Some form of sedation such as midazolam, fentanyl, alfentanil, remifentanil, or propofol is recommended. Midazolam 0.5–1 mg is useful to ensure a degree of amnesia. Remifentanil is gaining popularity because it provides the best analgesia for the mother with conscious and cooperative sedation and suppression of the gag reflex, which gives good intubating conditions. Infusion rates of 0.05–0.5 µg/kg/min and a target controlled infusion (TCI) of 3–5 ng/ml have been used in nonobstetric patients with or without propofol (TCI 0.5–0.8 µg/ml).16–18 TCI with propofol has been used for AFI in obstetrics with a target concentration of 0.6–1.0 µg/ml combined with midazolam 1 mg and topical anesthesia.19
Excessive sedation should be avoided because it reduces the protective laryngeal reflexes and increases the likelihood of aspiration. Antagonists such as flumazenil and naloxone should be readily available. Oxygen should be administered.

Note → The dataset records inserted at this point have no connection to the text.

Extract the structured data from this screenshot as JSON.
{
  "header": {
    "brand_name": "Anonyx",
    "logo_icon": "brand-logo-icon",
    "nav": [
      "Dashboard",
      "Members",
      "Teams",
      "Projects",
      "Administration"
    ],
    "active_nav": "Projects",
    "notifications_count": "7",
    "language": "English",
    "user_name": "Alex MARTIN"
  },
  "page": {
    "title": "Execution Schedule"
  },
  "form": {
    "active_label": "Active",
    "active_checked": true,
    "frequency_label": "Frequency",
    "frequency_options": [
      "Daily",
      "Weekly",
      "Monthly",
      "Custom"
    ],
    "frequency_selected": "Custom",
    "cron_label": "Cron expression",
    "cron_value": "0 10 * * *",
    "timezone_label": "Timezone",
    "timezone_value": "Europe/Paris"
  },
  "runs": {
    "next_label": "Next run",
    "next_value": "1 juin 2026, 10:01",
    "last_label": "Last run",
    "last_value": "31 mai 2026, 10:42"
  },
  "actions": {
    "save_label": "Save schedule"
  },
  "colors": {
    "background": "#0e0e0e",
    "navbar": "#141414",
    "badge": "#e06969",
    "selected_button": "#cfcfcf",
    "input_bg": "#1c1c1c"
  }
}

There have been concerns about the use of topical airway anesthesia in patients at risk of regurgitation and aspiration. However, studies have showed that the sedation provided is not excessive, and there is no evidence of an increased risk of regurgitation and aspiration.20
The nose, mouth and pharynx may be anesthetized by direct spray using a device such as the commercially produced Mucosal Atomising Device (MAD) (Figure 32.4a) or the Mackenzie technique, which uses an 18- or 20-gauge cannula attached by a three-way tap to oxygen tubing that is connected to 2 L/min oxygen (Figure 32.4b).21 The patient may also be asked to gargle using 2% lidocaine gel (Instillagel). The remainder of the airway can be anesthetized using one of three techniques: the SAYGO technique, glossopharyngeal and superior laryngeal nerve blocks, and nebulized lidocaine. Nerve blocks are seldom carried out, and nebulized lidocaine, when used alone, does not provided sufficient topical anesthesia.